On the AI Engine processor, data may be packetized into window buffers, which are mapped to local memory.
Window buffers can be accessed with 256-bit wide load/store operation, hence offering a throughput of up to 256 Gbps (based on 1 GHz AIE clock).
In the case of FIRs, each window is extended by a margin so that the state of the filter at the end of the previous iteration of the window may be restored before new computations begin.
Window buffers are implemented using a ping-pong mechanism, where the consumer kernel would read the ping portion of the buffer while the producer would fill the pong portion of the buffer that would be consumed in the next iteration.
In each iteration run, the kernel operates on a set number of samples from the window buffer - defined by the template parameter TP_INPUT_WINDOW_VSIZE
. To allow the kernel to safely operate on buffered data a mechanism of lock acquires and releases is implemented.
Note
Window interface is not available in Super Sample Rate modes.
Maximizing Throughput
Buffer synchronization requirements introduce a fixed overhead when a kernel is triggered. Therefore, to maximize throughput, the window size should be set to the maximum that the system will allow.
For example, a 4 tap single-rate symmetric FIR with a 2560 sample input/output window operating on int32
data with int16
implemented on AIE can produce an output window buffer in 354 clock cycles, which - taking into account kernel’s startup overhead (around 40 lock cycles) - equates to throughput of close to 6500 MSa/s (based on 1 GHz AIE clock).
Note
To achieve maximum performance, producer and consumer kernels should be placed in adjacent AIE tiles, so the window buffers can be accessed without a requirement for MM2S/S2MM DMA stream conversions.
Latency
Latency of a window-based FIR is predominantly due to the buffering in the input and output windows. Other factors which affect latency are data and type and FIR length, though these tend to have a lesser effect.

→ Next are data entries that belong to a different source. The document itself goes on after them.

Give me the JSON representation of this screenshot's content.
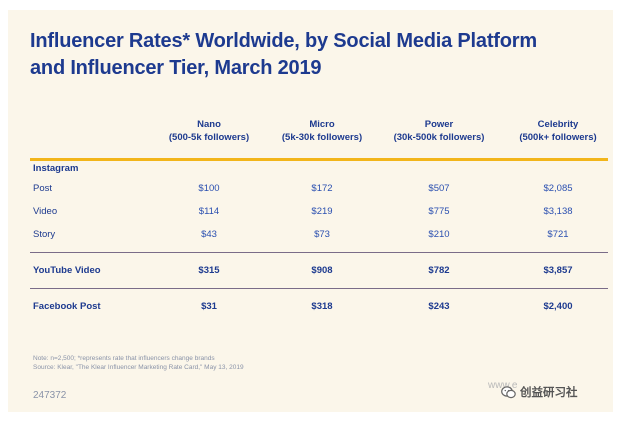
{
  "chart_data": {
    "type": "table",
    "title_lines": [
      "Influencer Rates* Worldwide, by Social Media Platform",
      "and Influencer Tier, March 2019"
    ],
    "columns": [
      {
        "name": "Nano",
        "range": "(500-5k followers)"
      },
      {
        "name": "Micro",
        "range": "(5k-30k followers)"
      },
      {
        "name": "Power",
        "range": "(30k-500k followers)"
      },
      {
        "name": "Celebrity",
        "range": "(500k+ followers)"
      }
    ],
    "sections": [
      {
        "name": "Instagram",
        "rows": [
          {
            "label": "Post",
            "values": [
              "$100",
              "$172",
              "$507",
              "$2,085"
            ]
          },
          {
            "label": "Video",
            "values": [
              "$114",
              "$219",
              "$775",
              "$3,138"
            ]
          },
          {
            "label": "Story",
            "values": [
              "$43",
              "$73",
              "$210",
              "$721"
            ]
          }
        ]
      },
      {
        "name": "",
        "rows": [
          {
            "label": "YouTube Video",
            "values": [
              "$315",
              "$908",
              "$782",
              "$3,857"
            ]
          }
        ]
      },
      {
        "name": "",
        "rows": [
          {
            "label": "Facebook Post",
            "values": [
              "$31",
              "$318",
              "$243",
              "$2,400"
            ]
          }
        ]
      }
    ],
    "notes": [
      "Note: n=2,500; *represents rate that influencers change brands",
      "Source: Klear, \"The Klear Influencer Marketing Rate Card,\" May 13, 2019"
    ],
    "chart_id": "247372"
  },
  "watermark": {
    "faded_text": "www.e",
    "channel": "创益研习社"
  },
  "colors": {
    "title": "#1d3a8f",
    "values": "#2a4fb0",
    "accent_rule": "#f2b51a",
    "background": "#fbf6ea"
  }
}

For example, a 16 tap single-rate symmetric FIR with a 512 sample input/output window operating on cint16
data with int16
coefficients implemented on AIE will need around 2.56 us (based on 1 GHz AIE clock) before first full window of output samples is available for the consumer to read.
Subsequent iterations will produce output data with reduced latency, due to the nature of ping-pong buffering and pipelined operations.
To minimize the latency, the buffer size should be set to the minimum size that meets the required throughput.